Issues for Procurement Officials
CPV Codes should always be carefully checked prior to issue of Contract Notices.
Consideration of the “Light-Touch” procedure needs to be carefully checked by cross-reference to the CPV Code. This can give rise to tricky situations where the procurement official will have to exercise careful judgment. For example: a requirement may involve the provision of “event services” with CPV Code 79952000 which is within the scope of the Light-Touch regime but may also involve the hire of audio equipment or other goods/services which have different CPV Codes that are subject to the normal transparency requirements and the lower thresholds. Prudence would suggest that an orthodox approach using standard procedures should be taken in such cases.
The use of CPV Codes is a mandatory legal requirement for all notices published at OJEU/TED level and is a critical element in the effective communication of requirements to the market, and in enabling contracting authorities/entities to meet their transparency obligations. The incorrect use of CPV codes would seem to be a matter of concern to the EU Commission, particularly in the light of the 2017 Cosinex report which cited one study that found incorrect use of CPV codes in 23% of notices analysed. The Cosinex report concluded that CPV errors have an appreciable adverse impact on transparency and the achievement of value for money. It remains to be seen what action the Commission will take in response. In the meantime, procurement officials should exercise care in the use of CPV codes given that incorrect or misleading CPV Codes may conceivably result in legal challenge1, particularly if there has been an adverse or misleading impact on the transparent communication of a requirement to the market.

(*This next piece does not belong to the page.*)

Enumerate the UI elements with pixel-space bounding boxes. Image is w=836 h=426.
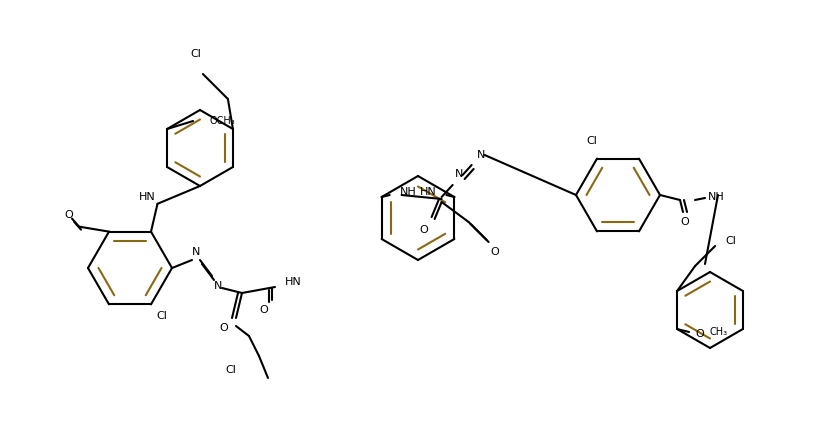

Issues for Service Providers
Service providers need to be alive to the potential for mis-classification errors with the CPV Codes and should establish procedures to monitor published TED notices by use of key-word searches in addition to monitoring by CPV Code.
There is also a risk of reduced competition in the market sectors subject to the “Light-Touch” rules because there is no longer a legal obligation to advertise on TED/OJEU for requirements with values in the ranges €144- €750K (Central Government) and €443- €1m (Utilities).
This could see a lot of business being awarded without advertised competition although it appears that, for now, many contracting authorities/entities are continuing to advertise such contracts on national e-procurement portals on the basis of either national administrative rules or good practice in securing value for money. However, in the case of Ireland at any rate, there may be a further question as to whether such contracts are “reviewable contracts” as defined for the purposes of the Irish Remedies Regulations because the awarding of such contracts is outside the scope of the Irish Public Contracts Regulations of 2016. If that view is correct, it could mean that Irish economic operators in the social/health/educational sectors do not have access to the same legal remedies to challenge procurement decisions as economic operators in other sectors. This seems inherently unfair and a perverse outcome for legislation that has the elimination of arbitrary discrimination as one of its primary objectives.